This site NOT commended by Parents’ Magazine.
So I had a couple of comic collections come into the shop over the weekend. One was a big ol’ pile of Dark Horse Star Wars comics, which, as it turned out, was about 99% different from the Dark Horse Star Wars comics I already had in the shop for sale (i.e. the ones I had bought for myself but gave up to the shop when I opened). The other was a big ol’ pile of comics from the late ’40s/early ’50s, mostly Disney (including lots of classic Carl Barks), Little Lulu, and other various humor books, all offered up by the original owner.
In the middle of that second pile was one of these, a repackaged comic with a new cover advertising the Blue Bird brand of shoes, offered by the Gallenkamp’s shoe store (who also may be the manufacturer of the shoes, I’m unclear on that).
The comic inside is this issue of Kid Colt, Outlaw from 1953:
Looking up some info on this on the Grand Comics Database, it appears that some years later the Blue Bird repackaging moved on to printing new covers that reflected the contents (just Charlton comics at that point, apparently) and more prominently featuring the shoe store name.

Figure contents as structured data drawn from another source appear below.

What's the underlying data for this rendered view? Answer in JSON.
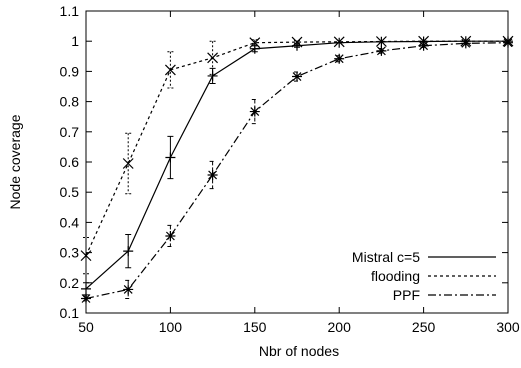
{
  "chart_data": {
    "type": "line",
    "xlabel": "Nbr of nodes",
    "ylabel": "Node coverage",
    "xlim": [
      50,
      300
    ],
    "ylim": [
      0.1,
      1.1
    ],
    "xticks": [
      "50",
      "100",
      "150",
      "200",
      "250",
      "300"
    ],
    "yticks": [
      "0.1",
      "0.2",
      "0.3",
      "0.4",
      "0.5",
      "0.6",
      "0.7",
      "0.8",
      "0.9",
      "1",
      "1.1"
    ],
    "grid": false,
    "legend_position": "bottom-right",
    "series": [
      {
        "name": "Mistral c=5",
        "style": "solid",
        "marker": "plus",
        "x": [
          50,
          75,
          100,
          125,
          150,
          175,
          200,
          225,
          250,
          275,
          300
        ],
        "y": [
          0.18,
          0.305,
          0.615,
          0.885,
          0.975,
          0.985,
          0.995,
          0.998,
          0.999,
          1.0,
          1.0
        ],
        "err": [
          0.02,
          0.055,
          0.07,
          0.025,
          0.01,
          0.005,
          0.003,
          0.002,
          0.001,
          0.001,
          0.001
        ]
      },
      {
        "name": "flooding",
        "style": "dotted",
        "marker": "x",
        "x": [
          50,
          75,
          100,
          125,
          150,
          175,
          200,
          225,
          250,
          275,
          300
        ],
        "y": [
          0.29,
          0.595,
          0.905,
          0.945,
          0.995,
          0.997,
          0.998,
          0.999,
          1.0,
          1.0,
          1.0
        ],
        "err": [
          0.06,
          0.1,
          0.06,
          0.055,
          0.01,
          0.005,
          0.003,
          0.002,
          0.001,
          0.001,
          0.001
        ]
      },
      {
        "name": "PPF",
        "style": "dashdot",
        "marker": "star",
        "x": [
          50,
          75,
          100,
          125,
          150,
          175,
          200,
          225,
          250,
          275,
          300
        ],
        "y": [
          0.148,
          0.178,
          0.355,
          0.557,
          0.767,
          0.883,
          0.942,
          0.968,
          0.985,
          0.993,
          0.995
        ],
        "err": [
          0.008,
          0.03,
          0.035,
          0.045,
          0.04,
          0.015,
          0.01,
          0.008,
          0.006,
          0.004,
          0.003
        ]
      }
    ]
  }
}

The Blue Bird logo from the back cover above is still present on the newer front covers.
Anyway, just an interesting artifact from the days of long ago. I think, maybe, when I was but a young Mikester, I vaguely remember getting a free comic book from the shoe store we frequented. This would have been the mid-1970s. It may have been branded with the store’s name, or a shoe manufacturer’s name, or both…it’s just on the edge of awareness, but I can’t say for sure, but I’d be surprised if it didn’t. I wonder how long shoe stores gave out free comics…or any stores. (I mean, beyond Free Comic Book Day, wise guys.) Radio Shack had their comics (apparently into the 1990s!), I remember grabbing one of these in a video store in the late 1980s. And, apparently, Big Boy made it into the 2000s? More as a magazine-with-comics than as a comic book, but close enough!
I’m sure there’s still the occasional funnybook promotion from stores or restaurants here and there, but I feel like it’s not quite the same, or as prevalent, or as amazing, as it had been.
Yeah, I remember getting comics from a shoe store as a kid — Buster Brown, maybe?
With me it was the shoe department at Sears and March of Comics – Western/Gold Key books. I remember thinking I saw stories that originated in MoC show up later in Gold Key Digests; no reformatting needed. But there was at least one case where they cut down a regular Scooby Doo story to fit the MoC format.
I want to say I remember something being available at Kinney’s Shoes,but I couldn’t tell you what was inside.
Think I got a Blackstone the Magician comic at Buster Brown in the late ’60s or very early ’70s.
I had a copy (actually two!) of a Bicentennial-themed Woody Woodpecker issue of March of Comics. It’s not on the GCD but other sources tell me it’s #420 in the series. Since we’re around the same age, I would guess you probably had an issue of March of Comics from some shoe store (it looks like several were involved). Amazingly, Western continued March of Comics until 1982!
Yeah, I’m pretty sure you had an issue of March of Comics, which I remember well from the late ’70s.
sorry to bug you Mike but would you know what comic the Justice League United preview appears in. Swampy is in it and DC doesn’t seem to think it’s important to let the fans know where to find these previews in print. checked the web and my store and I’m stumped. thanks for the time.
I got a Batman comic from Zellers in Canada in the early ’90s: http://www.comics.org/series/53983/
When my parents used to get me shoes at our local Professional Footwear store in the late sixties/early seventies, they used to give away free comics featuring the Archie characters.